Brian McFall

PhD Student, Department of Civil and Environmental Engineering, Georgia Institute of Technology
bmcfall4@gatech.edu

Background and research interests

Brian obtained a BS and MS in Civil Engineering from Texas A&M University-Kingsville in 2005 and 2008, respectively. He worked for five years as a project manager and commercial diver for an engineering firm in Corpus Christi, Texas. While working in Corpus Christi, Brian had the opportunity to design several subdivisions, storm drainage systems and multiple lift station upgrades. In addition to infrastructure design, Brian performed structural inspections of more than a hundred waterfront structures such as bridges, bulkheads, cargo docks, bulk material docks and oil docks.

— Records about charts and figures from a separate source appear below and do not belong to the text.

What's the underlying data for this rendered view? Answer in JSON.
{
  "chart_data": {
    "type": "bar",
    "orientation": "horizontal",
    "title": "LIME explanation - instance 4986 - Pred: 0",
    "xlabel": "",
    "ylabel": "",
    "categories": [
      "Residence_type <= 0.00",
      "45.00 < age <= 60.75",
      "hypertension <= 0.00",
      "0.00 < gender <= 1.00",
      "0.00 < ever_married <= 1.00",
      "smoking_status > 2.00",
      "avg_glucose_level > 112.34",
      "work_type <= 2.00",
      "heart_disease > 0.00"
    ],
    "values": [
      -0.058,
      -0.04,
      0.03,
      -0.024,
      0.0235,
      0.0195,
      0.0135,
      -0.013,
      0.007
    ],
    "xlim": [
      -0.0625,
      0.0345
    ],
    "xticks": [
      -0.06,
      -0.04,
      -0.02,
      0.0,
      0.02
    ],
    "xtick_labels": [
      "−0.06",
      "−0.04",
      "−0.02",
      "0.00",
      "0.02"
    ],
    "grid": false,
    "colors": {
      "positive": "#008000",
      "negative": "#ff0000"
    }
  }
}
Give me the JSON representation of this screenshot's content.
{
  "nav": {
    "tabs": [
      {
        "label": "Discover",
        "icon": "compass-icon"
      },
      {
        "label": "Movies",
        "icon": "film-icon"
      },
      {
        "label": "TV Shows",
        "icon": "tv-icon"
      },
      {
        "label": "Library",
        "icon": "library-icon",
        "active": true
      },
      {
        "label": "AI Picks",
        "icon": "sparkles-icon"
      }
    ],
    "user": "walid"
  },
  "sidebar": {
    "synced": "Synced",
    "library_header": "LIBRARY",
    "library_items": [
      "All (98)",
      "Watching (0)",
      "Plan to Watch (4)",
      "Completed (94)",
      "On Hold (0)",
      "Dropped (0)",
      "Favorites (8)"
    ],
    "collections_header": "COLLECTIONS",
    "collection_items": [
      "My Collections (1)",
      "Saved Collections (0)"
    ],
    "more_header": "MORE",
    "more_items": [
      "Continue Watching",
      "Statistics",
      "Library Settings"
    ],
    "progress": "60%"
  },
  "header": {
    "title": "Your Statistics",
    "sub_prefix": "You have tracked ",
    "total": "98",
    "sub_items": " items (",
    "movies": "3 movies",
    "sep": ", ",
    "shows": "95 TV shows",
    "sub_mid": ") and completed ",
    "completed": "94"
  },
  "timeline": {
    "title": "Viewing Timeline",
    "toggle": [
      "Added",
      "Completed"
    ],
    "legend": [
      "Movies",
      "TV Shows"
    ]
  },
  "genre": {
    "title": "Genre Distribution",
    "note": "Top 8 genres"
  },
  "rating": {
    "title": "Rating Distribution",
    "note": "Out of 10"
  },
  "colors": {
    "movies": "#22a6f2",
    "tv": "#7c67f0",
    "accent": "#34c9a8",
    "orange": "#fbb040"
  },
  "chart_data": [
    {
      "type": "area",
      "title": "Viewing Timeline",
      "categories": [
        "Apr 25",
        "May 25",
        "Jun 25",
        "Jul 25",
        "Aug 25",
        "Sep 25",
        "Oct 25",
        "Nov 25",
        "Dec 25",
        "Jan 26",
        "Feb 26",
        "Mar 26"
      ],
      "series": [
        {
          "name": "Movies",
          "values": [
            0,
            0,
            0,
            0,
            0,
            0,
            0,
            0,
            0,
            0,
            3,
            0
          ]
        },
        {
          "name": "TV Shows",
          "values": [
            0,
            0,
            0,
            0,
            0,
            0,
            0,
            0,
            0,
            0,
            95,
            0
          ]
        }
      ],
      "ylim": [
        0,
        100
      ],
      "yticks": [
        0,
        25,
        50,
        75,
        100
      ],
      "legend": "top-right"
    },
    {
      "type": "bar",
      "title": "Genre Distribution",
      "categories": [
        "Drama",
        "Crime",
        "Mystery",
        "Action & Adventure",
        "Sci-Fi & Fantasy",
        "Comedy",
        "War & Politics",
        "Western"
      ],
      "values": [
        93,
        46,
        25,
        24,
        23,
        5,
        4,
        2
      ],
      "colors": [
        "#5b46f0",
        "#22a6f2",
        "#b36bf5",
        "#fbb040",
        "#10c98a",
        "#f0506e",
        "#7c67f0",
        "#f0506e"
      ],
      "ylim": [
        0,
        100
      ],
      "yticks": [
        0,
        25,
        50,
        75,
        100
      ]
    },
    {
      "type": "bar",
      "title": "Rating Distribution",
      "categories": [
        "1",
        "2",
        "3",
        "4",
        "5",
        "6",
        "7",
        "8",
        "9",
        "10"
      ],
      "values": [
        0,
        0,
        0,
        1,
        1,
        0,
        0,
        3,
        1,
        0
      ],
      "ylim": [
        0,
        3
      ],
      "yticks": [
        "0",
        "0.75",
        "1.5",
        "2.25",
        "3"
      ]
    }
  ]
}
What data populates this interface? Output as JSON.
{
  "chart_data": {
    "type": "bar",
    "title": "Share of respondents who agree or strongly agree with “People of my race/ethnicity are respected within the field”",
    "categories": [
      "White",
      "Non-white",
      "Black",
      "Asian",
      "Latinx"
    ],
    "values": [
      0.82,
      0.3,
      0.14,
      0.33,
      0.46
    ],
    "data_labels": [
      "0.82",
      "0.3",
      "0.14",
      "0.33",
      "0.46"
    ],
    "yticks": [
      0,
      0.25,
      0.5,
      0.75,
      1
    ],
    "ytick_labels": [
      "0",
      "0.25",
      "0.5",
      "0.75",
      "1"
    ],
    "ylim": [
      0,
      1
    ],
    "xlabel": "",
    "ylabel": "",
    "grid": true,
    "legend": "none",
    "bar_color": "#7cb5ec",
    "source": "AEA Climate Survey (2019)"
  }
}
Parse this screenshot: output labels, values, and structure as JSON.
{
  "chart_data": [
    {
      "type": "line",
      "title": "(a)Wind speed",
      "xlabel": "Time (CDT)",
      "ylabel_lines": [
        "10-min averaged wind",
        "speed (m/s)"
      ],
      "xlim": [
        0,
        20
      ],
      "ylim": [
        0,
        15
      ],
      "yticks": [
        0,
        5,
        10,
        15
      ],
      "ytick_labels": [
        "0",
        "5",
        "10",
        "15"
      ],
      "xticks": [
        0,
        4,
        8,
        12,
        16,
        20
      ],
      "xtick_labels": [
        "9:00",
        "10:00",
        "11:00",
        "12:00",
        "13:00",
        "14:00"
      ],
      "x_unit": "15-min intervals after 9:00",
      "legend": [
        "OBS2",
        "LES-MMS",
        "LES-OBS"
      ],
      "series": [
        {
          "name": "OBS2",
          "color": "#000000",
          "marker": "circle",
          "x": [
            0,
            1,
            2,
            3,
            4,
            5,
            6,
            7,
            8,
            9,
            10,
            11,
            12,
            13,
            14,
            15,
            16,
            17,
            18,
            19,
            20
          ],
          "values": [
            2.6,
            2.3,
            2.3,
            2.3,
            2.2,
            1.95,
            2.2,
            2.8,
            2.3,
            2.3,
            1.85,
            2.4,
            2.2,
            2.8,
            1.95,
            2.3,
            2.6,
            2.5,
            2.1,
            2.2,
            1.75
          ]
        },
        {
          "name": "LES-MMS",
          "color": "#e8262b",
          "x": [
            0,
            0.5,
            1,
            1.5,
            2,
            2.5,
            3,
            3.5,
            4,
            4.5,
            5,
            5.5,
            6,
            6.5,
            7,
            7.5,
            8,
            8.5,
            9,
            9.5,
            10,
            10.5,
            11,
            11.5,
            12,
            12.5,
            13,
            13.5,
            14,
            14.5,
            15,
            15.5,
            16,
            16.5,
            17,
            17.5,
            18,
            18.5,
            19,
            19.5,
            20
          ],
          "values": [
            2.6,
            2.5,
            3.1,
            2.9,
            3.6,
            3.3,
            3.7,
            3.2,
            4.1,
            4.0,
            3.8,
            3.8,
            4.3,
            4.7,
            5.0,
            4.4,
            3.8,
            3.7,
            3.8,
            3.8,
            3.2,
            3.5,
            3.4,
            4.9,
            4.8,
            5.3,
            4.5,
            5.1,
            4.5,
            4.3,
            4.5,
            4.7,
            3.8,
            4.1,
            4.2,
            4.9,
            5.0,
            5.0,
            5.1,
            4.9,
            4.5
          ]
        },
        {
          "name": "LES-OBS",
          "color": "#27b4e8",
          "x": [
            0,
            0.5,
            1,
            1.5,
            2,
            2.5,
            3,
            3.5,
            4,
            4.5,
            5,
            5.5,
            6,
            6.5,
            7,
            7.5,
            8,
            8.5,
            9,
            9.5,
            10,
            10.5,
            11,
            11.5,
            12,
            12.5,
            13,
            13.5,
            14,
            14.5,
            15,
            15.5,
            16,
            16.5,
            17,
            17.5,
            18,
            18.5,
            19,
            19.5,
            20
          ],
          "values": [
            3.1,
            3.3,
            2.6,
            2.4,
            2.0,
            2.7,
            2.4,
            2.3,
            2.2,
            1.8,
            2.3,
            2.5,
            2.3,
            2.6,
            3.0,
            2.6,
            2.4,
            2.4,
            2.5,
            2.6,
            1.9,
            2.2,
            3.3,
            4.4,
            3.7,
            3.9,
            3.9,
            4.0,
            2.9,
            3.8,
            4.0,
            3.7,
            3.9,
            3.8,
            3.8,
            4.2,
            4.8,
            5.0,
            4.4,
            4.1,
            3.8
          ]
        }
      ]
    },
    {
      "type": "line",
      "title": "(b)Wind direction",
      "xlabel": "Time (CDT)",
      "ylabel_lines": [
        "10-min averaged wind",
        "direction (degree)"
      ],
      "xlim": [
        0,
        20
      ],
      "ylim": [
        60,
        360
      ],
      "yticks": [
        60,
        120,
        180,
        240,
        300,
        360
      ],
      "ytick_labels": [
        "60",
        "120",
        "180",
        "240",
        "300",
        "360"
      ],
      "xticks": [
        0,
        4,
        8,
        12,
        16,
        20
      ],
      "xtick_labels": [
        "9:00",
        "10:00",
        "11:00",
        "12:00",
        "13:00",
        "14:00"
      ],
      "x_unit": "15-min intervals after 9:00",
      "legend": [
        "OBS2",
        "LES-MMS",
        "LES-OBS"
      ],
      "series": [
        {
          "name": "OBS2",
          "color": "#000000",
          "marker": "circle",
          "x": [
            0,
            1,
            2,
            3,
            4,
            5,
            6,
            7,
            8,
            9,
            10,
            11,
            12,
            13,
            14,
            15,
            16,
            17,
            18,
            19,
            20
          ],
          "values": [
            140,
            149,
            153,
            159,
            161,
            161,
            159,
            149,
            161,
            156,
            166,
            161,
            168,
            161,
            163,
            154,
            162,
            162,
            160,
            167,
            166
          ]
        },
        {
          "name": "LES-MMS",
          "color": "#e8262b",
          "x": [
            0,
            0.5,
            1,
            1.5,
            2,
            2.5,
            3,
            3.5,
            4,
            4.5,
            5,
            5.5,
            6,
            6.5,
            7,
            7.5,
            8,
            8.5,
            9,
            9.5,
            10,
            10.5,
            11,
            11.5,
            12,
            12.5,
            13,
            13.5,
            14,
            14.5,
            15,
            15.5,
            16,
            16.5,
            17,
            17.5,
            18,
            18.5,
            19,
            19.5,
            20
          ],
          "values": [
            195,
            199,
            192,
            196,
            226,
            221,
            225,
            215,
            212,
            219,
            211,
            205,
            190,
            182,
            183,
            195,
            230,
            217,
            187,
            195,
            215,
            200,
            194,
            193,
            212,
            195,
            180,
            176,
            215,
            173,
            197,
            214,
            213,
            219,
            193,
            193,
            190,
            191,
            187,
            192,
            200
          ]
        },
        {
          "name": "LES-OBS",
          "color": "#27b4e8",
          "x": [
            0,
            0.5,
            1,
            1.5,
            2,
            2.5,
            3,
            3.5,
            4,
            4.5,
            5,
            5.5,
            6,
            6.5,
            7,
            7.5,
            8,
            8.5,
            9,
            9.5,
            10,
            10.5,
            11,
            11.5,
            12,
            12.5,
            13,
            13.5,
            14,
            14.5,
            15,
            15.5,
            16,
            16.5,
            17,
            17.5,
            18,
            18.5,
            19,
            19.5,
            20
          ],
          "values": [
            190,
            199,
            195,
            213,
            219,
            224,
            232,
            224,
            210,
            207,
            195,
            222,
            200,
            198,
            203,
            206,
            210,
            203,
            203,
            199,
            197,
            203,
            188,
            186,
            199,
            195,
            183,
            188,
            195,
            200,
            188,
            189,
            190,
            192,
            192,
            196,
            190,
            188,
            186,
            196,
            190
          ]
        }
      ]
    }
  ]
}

Brian began the PhD program at the Georgia Institute of Technology in 2010. His research pertains to the physical modeling of subaerial landslide-generated tsunamis in various topographic scenarios that are based on real-world events. His physical models use a novel landslide tsunami generator (LTG) that consists of a sliding box filled with up to 1,350 kg of naturally rounded river gravel which is accelerated by means of four pneumatic pistons down the 2H:1V slope, launching the granular landslide towards the water at velocities of up to 5 m/s. Water surface elevations are measured using an array of resistance wave gauges. The granulate landslide width, thickness and front velocity are measured using above-water and underwater cameras. Three-dimensional landslide surface reconstruction and surface velocity are measured using a stereo particle image velocimetry (PIV) setup. The speckled pattern on the surface of the granular landslide allows for cross-correlation-based PIV analysis. Wave runup is redundantly measured as time-series with resistance wave gauges along the slope and spatially with video image processing. The measured landslide and tsunami data serve to validate and advance 3-dimensional numerical landslide tsunami and prediction models. Brian is interested in becoming more proficient with coastal hazard modeling.

Other interests

Most of Brian’s hobbies involve the outdoors. In his spare time he likes to run, camp, hunt and fish. Europe and Central America are his favorite places to vacation.